9.30am: Vice-President Joe Biden says
the most ardent of Bernie Sanders’ supporters will eventually end up
voting for Hillary Clinton, not Donald Trump. Biden told reporters at
the convention that he doesn’t think the Democratic Party is fractured.
He says Sanders’ supporters have changed the party in a positive way. He
says they just need a little time to get over the fact that Clinton is
the presumptive presidential nominee. And Biden tells ABC that those
supporters aren’t going to pull the lever for Trump “for God’s sake”.
9.25am: The roll call vote of states begins.

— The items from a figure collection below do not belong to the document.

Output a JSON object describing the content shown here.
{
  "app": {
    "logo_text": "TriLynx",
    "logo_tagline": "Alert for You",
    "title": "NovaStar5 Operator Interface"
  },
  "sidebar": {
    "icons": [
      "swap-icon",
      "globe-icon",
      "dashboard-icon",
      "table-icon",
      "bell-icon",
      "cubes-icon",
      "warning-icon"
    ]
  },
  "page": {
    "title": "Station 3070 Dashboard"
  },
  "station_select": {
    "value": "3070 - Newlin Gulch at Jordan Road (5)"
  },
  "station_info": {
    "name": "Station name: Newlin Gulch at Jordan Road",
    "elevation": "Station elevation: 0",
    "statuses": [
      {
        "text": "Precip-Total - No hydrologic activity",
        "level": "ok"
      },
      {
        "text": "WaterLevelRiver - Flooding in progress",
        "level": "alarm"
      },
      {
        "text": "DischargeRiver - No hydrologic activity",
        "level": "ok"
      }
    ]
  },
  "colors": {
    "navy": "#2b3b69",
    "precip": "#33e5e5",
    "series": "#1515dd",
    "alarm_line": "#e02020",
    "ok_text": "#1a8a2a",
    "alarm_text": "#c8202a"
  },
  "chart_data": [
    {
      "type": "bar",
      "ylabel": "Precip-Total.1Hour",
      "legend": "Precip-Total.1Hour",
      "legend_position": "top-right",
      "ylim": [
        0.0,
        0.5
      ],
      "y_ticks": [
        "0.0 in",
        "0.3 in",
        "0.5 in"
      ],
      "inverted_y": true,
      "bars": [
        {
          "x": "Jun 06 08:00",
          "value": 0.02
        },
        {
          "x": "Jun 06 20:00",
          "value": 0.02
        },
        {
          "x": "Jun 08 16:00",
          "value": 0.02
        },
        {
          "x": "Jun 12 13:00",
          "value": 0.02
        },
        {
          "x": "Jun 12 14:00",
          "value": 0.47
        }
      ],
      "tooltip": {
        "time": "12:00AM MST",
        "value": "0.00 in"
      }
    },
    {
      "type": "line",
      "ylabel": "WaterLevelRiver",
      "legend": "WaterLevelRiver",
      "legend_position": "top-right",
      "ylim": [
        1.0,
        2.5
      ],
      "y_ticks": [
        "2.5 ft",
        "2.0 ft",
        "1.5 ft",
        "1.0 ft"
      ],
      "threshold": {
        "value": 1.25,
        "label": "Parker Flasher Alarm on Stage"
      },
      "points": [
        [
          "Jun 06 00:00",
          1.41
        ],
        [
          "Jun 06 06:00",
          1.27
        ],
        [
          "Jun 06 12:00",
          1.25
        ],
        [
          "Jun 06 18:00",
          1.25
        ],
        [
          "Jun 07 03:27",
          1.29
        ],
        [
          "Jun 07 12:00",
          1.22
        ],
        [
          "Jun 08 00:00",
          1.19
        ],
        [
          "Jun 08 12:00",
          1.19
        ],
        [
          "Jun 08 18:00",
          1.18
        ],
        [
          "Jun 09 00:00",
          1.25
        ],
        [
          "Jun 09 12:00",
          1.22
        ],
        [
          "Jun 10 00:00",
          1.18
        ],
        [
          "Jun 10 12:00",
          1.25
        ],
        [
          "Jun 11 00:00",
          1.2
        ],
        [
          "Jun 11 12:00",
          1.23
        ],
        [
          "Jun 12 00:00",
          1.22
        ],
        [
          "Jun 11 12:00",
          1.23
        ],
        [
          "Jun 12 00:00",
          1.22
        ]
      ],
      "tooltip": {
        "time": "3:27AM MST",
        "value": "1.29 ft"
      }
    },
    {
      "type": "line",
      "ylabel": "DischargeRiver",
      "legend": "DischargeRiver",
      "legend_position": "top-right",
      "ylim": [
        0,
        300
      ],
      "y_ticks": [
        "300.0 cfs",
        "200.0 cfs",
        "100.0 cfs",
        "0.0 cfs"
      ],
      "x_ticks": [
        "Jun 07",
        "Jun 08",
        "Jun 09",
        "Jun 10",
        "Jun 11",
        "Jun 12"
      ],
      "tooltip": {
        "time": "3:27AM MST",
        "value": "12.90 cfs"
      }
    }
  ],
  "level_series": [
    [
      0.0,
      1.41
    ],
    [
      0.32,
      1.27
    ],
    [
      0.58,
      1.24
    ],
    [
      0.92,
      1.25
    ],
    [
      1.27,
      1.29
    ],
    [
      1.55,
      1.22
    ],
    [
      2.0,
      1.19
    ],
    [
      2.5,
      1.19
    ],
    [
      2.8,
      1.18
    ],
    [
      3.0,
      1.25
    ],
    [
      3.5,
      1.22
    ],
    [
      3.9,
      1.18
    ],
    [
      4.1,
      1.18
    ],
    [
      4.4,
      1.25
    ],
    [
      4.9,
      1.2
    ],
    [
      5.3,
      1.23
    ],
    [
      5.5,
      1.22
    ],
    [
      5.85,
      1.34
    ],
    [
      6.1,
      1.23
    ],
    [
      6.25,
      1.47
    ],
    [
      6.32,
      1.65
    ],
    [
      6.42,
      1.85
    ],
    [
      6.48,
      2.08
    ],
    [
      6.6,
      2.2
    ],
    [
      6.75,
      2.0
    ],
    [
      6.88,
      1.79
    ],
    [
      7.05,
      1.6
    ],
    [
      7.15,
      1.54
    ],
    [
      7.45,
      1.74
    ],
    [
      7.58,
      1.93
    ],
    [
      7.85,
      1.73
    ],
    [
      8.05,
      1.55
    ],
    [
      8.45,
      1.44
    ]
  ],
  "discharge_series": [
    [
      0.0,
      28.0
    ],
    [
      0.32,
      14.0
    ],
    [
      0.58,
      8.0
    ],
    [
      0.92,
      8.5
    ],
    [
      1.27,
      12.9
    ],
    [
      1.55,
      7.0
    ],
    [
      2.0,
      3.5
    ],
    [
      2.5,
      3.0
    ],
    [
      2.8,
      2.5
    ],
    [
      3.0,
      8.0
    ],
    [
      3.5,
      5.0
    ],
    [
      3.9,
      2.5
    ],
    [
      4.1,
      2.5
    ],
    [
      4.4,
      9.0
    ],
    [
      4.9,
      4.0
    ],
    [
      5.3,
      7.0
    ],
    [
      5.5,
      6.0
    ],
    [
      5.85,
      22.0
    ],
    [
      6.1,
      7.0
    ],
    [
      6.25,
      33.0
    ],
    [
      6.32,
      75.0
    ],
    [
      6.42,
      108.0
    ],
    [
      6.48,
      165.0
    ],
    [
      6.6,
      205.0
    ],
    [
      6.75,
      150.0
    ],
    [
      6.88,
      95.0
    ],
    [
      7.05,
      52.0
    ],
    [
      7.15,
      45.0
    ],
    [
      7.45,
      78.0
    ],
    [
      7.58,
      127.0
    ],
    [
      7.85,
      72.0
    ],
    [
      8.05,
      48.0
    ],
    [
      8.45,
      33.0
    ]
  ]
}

Georgia Congressman John Lewis says the party will shatter the glass
ceiling again with the election of Clinton, as it did with the election
of President Barack Obama. He talks about struggling people who haven’t
had pay increases and students dealing with debt. Clinton, he says, will
be a “uniter” who will “break down the barriers”. He tells the
convention the nation had made “too much progress and we are not going

Congressman John Lewis of Georgia. Photo / AP
9.10am: The first speaker in the roll call
to support Hillary Clinton is Maryland Senator Barbara Mikulski who
describes the candidate as “duty driven”. Mikulski was the first
Democratic woman to be elected to the Senate in her own right.
The nomination process is underway in the convention arena with
delegates speaking in support of defeated candidate Bernie Sanders.
Supporters of Sanders plan to support him during the roll call. But the
Vermont senator has acknowledged he won’t have enough delegates to win
the nomination. Thousands of Sanders supporters and protesters are
rallying near one of the entrances.
8.55am: “She
fights for everything Donald Trump fights against,” says Kentucky
Secretary of State Alison Lundergan Grimes, characterising Hillary
Clinton as a fighter for the powerless. She dubs Trump an “unqualified
bully”. She’s stressing Clinton’s support for equal pay for women,
voting rights, affordable healthcare and pensions for retired coal
miners. Grimes describes Clinton as a family-oriented grandmother who
enjoys watching HGTV and eating Buffalo wings. A chant of “Hillary!”
goes up at the end.
8.45am: Former Senator Tom
Harkin of New York kicks off the day with a speech about the rights of
people with disabilities. It is the 26th anniversary of the signing of
the Americans with Disabilities Act.